6 Nisan 2010 Salı

ideolojik olmaz mısınız?,




ideolojiler; aslında bizim günlük insani gereksinimlerimizi karşılamaya yarayan tamamen alışkanlıklarımız, güdülerimiz ve ihtiyaçlarımızı temsil eden araçlardır.

her kavram gibi o da doğasında ne taşıdığıyla ilgili olarak olumsuzluk ya da olumluluk etiketlerinden biriyle itham edilecek olursa "olumsuzluk" damgası onun kaçınılmaz kaderi olur.

ben de sevmem ideolojik olanları. "bağlılık" taşır özünde çünkü. oyuncağına sarılıp güvenle uyuyan çocukları anımsatır bana belli bir ideolojiye bağlılık duyan insanlar.
ama sevgisizliğim kadar takdirimde o insanlarındır. bir şeye bu kadar bağlı olmak, onun dışında hiçbir şeyi görememek ve adanmak. ne güzel derim işte o zaman "belli" bir duruşları var hayatta.

hiçbir zaman bir şeyi delicesine savunacak ve onun arkasında her şeye rağmen duracak kadar "kararlı" bir insan olamadım maalesef. şimdi düşünüyorum da "ideolojik" olmak güzel şeymiş aslında. ruhun ve aklın ihtiyaç duyduğu birçok şeyi karşılardı böyle bir duruş. herkes bir şeye inanmaya "ihtiyaç" duyar çünkü. güdülerimizde varmış öyle diyorlar. inanacak bir şey bulduk mu sarılır, sonra ona alışır, sonra alıştığımız şeye bağlanırız.

inançsızlık yavan bir şey.

ama işte her şeyin ihtiyaçtan kaynaklanıyor olduğunu düşünmek incitici. inandığınız şeyin özünü erozyona uğratan onu kıran ve inciten bir şey. bir ideolojinin başka bir ideolojiyle yer değiştirmesi mesela. o zaman şimdi daha önce inandığına o kadar da inanmamışssın demek ki. işte o zaman "ideolojik" bir yaratık olduğunu anlar insan.
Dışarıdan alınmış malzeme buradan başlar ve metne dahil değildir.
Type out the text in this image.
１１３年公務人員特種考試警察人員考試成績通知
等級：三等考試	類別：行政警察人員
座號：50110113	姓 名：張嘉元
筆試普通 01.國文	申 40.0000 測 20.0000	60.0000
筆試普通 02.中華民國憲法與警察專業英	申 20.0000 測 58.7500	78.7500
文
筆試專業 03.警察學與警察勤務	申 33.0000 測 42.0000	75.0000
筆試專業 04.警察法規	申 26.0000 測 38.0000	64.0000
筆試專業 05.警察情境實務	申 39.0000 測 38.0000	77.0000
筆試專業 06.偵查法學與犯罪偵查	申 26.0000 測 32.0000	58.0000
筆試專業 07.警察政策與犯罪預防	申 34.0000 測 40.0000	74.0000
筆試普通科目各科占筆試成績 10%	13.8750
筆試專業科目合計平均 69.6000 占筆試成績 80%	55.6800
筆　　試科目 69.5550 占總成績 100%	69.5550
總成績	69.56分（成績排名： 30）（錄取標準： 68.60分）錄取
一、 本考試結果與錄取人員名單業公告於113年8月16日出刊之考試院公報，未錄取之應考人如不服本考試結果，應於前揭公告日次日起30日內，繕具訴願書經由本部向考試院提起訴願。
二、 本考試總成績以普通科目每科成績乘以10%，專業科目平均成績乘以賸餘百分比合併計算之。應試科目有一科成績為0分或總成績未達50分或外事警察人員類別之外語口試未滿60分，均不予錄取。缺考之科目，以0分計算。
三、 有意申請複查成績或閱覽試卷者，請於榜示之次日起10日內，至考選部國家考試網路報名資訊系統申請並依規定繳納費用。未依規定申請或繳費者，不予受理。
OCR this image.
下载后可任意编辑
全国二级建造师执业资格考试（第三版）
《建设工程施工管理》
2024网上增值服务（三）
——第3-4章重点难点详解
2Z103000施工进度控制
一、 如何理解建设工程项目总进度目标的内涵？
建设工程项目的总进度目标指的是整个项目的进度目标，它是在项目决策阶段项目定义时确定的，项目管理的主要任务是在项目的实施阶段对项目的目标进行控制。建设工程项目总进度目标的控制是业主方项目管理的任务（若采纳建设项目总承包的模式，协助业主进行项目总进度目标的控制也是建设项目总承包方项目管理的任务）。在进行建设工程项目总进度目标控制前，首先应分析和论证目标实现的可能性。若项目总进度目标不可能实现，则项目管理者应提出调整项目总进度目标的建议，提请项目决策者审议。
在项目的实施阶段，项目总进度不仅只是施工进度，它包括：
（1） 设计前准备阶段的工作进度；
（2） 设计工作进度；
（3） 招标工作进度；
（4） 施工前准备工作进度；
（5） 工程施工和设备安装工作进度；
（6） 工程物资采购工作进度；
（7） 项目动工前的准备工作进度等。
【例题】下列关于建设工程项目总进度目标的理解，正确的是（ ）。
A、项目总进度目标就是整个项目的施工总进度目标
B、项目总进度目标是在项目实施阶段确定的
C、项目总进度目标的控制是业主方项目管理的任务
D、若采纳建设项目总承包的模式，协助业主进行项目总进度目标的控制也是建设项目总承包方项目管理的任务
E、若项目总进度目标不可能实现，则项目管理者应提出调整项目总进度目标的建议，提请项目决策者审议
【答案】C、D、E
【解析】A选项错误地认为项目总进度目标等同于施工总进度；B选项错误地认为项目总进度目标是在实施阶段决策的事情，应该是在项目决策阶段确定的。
eğer hayatı tek bir fikre göre yönlendirirsek sonunda anlamsızlaşıyor o fikir dışındaki "diğer her şey". ama eğer fikirler yer değiştirirse bir gün o zaman hayatta sahip olduğunuzu sandığınız tek şeyle birlikte "her şey" de anlamsızlaşır. o daha acı.

bendeki ideolojik yönelim bu günlerde öyle kamuoyunu meşgul eden ciddi meseleleri değil de daha insani bir durumu işaret ediyor.

diyorum ki umarım benimki bilinçaltımdaki bir ihtiyaçtan kaynaklanmıyordur. "benim ideolojim" gerçektir. sanırım öyle değil ama olsun ben böyle mutluyum. ideolojime sarılıp uyumak güzel.

hem yetişkin insanlar arada bir çocuk olunca iyi oluyor. hayatın tadı, tuzu yerine geliyor valla oh be! çocuklar öyle ideoloji falan bilmez hem. bağlanır giderler bir oyuncağa. kaybolunca ağlarlar, bulununca gülerler, hiç bulunmaz zaman geçerse de hiç olmamış gibi unuturlar. hiçte gocunmazlar.

işte bir yetişkin bir oyuncağa bu muameleyi yaparsa -ki biz ona hadi "ideoloji" diyelim- o zaman tutarsız, adi bir insan oluyor. niye ya?

çünkü bir öncekine tam inanmamış demek ki ihtiyaçların ve güdülerin kendini sürüklediği bir nehirde boğulmuş sadece.

eğer gören duyan olursa kral çıplak derler bir de üstelik.

çocuk olasım var!

hayır hayır benimki gerçek!

tanrı bu hayatta tüm insanlara tek bir ideoloji nasip etsin inşallah.

etsin ki sahip olduğumuz o tek bir inancında sonradan "ideolojik" olduğunu anlayıp üzülmeyelim.

şartlar değişti demek pek inandırıcı gelmiyor çünkü. insan başkalarını kandırıyor ama kendini zor biraz.